Descobri que trabalhar em outra cidade traz aquele sentimento de heroísmo e enlevo. Você chega em casa tal qual um lobo alfa arrastando com o focinho a caça do dia, sendo admirado pela alcateia por sua bravura e capacidade de prover a subsistência a todos.
Mas também tem aqueles dias em que a vida, ah! A vida, ela prega suas peças. É aquela moça que você olha e pensa “não sei se você me ama ou se é só mais um de seus truques”, é aquele casal desconhecido que, pro filho parar de chorar no shopping, aponta pra você e fala “o homem vai ficar bravo com você”. E também é um pouco disso que vou contar aqui.
Chegando em Jundiaí depois de um dia especial no trabalho (uma ideia bacana minha tinha sido aprovada), começo a caminhar em direção a meu domicílio. Tenha em mente que eu estava há quase 1 hora e meia apertado dentro de um ônibus, e se você tem consciência do quão verticalmente corpulento eu sou, já entende que eu estava bem pobre coitado neste momento (pra quem não me conhece: eu sou photoshopado pra cima, mas sem o shift segurado).
Enquanto caminhava, um carro tocando um dos funks mais hediondos que já ouvi na vida passou por mim em alta velocidade, com os ocupantes berrando do lado de dentro. Não vou colocar a letra do funk aqui, senão seus pais não deixam mais você ler meus textos.

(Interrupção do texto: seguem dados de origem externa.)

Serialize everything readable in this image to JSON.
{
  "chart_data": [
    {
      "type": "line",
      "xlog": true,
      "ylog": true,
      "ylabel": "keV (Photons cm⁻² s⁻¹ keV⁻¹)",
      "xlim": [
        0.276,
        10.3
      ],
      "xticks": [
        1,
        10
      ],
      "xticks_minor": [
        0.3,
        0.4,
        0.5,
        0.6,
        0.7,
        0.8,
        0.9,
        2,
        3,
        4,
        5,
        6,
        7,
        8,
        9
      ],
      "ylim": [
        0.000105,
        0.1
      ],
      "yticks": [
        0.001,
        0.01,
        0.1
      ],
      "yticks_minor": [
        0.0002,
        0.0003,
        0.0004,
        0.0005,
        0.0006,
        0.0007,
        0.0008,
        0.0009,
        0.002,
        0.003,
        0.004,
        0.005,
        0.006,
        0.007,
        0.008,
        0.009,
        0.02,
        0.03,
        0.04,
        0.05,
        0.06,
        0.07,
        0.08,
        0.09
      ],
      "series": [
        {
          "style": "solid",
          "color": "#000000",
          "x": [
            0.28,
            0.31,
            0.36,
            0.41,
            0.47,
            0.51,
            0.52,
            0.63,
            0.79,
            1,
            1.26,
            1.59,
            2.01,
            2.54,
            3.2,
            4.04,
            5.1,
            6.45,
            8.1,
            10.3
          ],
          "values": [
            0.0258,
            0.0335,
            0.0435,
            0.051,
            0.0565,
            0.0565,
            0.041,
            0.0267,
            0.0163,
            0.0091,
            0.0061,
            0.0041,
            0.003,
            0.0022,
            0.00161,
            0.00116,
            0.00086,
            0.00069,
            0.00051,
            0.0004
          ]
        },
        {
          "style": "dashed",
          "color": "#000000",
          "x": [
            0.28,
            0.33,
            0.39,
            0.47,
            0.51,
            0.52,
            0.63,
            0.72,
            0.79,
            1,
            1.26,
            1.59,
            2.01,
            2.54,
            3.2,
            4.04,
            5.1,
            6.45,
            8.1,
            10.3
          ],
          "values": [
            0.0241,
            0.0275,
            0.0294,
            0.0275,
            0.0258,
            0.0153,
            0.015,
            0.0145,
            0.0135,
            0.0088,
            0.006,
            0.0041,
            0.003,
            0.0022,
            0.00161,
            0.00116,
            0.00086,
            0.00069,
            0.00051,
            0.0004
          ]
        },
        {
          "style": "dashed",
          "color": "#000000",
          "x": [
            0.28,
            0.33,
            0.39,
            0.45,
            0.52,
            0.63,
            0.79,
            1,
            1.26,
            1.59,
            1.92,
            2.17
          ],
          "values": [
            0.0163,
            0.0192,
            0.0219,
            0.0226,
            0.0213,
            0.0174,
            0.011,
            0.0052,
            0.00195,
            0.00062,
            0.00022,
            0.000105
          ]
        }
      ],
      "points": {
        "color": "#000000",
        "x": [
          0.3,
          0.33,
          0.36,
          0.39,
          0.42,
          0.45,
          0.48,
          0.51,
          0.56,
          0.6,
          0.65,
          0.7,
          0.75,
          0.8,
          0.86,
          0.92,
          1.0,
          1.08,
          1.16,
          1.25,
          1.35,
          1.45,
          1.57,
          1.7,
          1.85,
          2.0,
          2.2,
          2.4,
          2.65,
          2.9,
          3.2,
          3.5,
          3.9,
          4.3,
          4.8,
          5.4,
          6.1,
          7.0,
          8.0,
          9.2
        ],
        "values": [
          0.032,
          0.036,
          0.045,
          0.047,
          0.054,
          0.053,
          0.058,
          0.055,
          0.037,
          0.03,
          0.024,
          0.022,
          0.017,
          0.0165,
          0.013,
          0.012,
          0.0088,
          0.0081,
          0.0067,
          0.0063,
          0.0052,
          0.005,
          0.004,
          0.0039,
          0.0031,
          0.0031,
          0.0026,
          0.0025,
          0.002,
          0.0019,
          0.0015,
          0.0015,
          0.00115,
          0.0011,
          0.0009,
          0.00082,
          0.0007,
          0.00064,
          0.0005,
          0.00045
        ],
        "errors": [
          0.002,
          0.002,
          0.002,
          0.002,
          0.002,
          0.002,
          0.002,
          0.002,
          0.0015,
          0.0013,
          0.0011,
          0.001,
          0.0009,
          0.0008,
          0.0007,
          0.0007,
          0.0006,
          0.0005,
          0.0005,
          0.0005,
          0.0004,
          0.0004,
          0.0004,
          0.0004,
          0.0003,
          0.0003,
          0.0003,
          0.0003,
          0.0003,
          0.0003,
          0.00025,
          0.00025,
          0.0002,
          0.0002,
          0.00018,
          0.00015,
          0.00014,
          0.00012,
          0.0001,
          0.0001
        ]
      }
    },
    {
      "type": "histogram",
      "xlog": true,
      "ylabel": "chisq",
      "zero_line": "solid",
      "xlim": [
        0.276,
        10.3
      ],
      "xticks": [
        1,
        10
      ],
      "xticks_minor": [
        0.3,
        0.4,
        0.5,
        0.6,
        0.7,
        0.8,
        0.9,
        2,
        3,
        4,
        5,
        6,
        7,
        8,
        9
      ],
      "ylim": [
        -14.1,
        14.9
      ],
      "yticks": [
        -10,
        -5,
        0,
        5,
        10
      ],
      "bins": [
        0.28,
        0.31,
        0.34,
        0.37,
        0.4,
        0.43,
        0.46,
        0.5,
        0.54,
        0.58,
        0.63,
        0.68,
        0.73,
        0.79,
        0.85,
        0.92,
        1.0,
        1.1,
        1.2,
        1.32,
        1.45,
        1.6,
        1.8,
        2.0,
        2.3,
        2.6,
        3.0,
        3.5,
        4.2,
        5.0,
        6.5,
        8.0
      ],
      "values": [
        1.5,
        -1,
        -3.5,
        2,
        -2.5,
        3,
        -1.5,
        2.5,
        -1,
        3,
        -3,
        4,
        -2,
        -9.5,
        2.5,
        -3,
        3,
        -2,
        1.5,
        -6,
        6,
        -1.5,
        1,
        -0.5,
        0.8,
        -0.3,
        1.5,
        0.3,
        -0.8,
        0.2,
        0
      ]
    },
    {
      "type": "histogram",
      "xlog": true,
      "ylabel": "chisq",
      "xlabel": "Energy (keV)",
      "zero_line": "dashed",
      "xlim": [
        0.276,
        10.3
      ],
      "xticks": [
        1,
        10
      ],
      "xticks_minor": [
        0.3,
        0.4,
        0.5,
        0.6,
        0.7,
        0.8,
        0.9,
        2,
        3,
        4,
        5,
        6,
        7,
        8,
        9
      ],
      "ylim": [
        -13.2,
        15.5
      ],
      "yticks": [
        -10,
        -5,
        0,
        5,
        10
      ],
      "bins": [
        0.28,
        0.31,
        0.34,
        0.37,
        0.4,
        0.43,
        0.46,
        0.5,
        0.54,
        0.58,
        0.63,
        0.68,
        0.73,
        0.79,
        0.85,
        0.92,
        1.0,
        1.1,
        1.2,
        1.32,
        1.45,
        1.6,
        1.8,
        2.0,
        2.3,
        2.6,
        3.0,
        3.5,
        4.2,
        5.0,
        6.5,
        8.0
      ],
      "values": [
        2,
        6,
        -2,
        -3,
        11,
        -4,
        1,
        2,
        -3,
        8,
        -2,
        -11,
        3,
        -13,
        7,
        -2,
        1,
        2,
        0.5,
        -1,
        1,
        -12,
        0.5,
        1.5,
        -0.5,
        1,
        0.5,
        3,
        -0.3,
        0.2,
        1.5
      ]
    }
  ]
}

Naquele momento meus instintos mais primitivos foram ativados. Eu seria capaz de cravar minha mandíbula no para-choque do carro e arremessá-lo pra longe, emitindo um urro gutural e colorindo uma pintura rupestre logo em seguida.
Foi quando OUVI um urro gutural: um dog gritava alucinadamente de dentro de um portão para o carro, que já ia sumindo na distância com velocidade. Passei pelo cão, que era de alguma raça que não conheço, mas era bem grande. Olhei nos olhos dele e, por lapsos de segundo, estabelecemos um diálogo, num ato compreensão e respeito mútuo.
-O mundo tá cheio de babaca, né, parceiro?
-Pode crer, irmãozinho. Tava aqui procurando meu brinquedo novo que faz um barulho engraçado e fui covardemente desrespeitado – respondeu o cão.
-Pior eu, que tava voltando do trabalho e ao invés de sentir tranquilidade, já cheguei passando nervoso – falei.
-É isso aí, guerreiro! Tem de comprar ração pros teus filhotes. Continua firme no teu corre.
-Valeu! Nem casado eu sou ainda, mas um dia quero ser pai. Você tem filho já?
-Me botaram pra cruzar tem uns 2 anos. Fiquei sabendo que nasceram 7 carinhas na ninhada, mas nunca vi eles (não me lembro exatamente qual de nós dois disse essa frase, mas pelo contexto deve ter sido o cachorro).
-Que fita! Mas um dia espero que os Rafinhas possam brincar com teus moleques, parceiro. Tamo junto!
-Tamo fechado, irmão! E olha, se você ver vagabundo tocando essa merda alto de novo, sai correndo e latindo atrás deles por mim – respondeu o dog.
-Fechou!
Cheguei em casa me sentindo em paz e renovado. No dia seguinte comprei um ossinho pra eu ficar mordendo.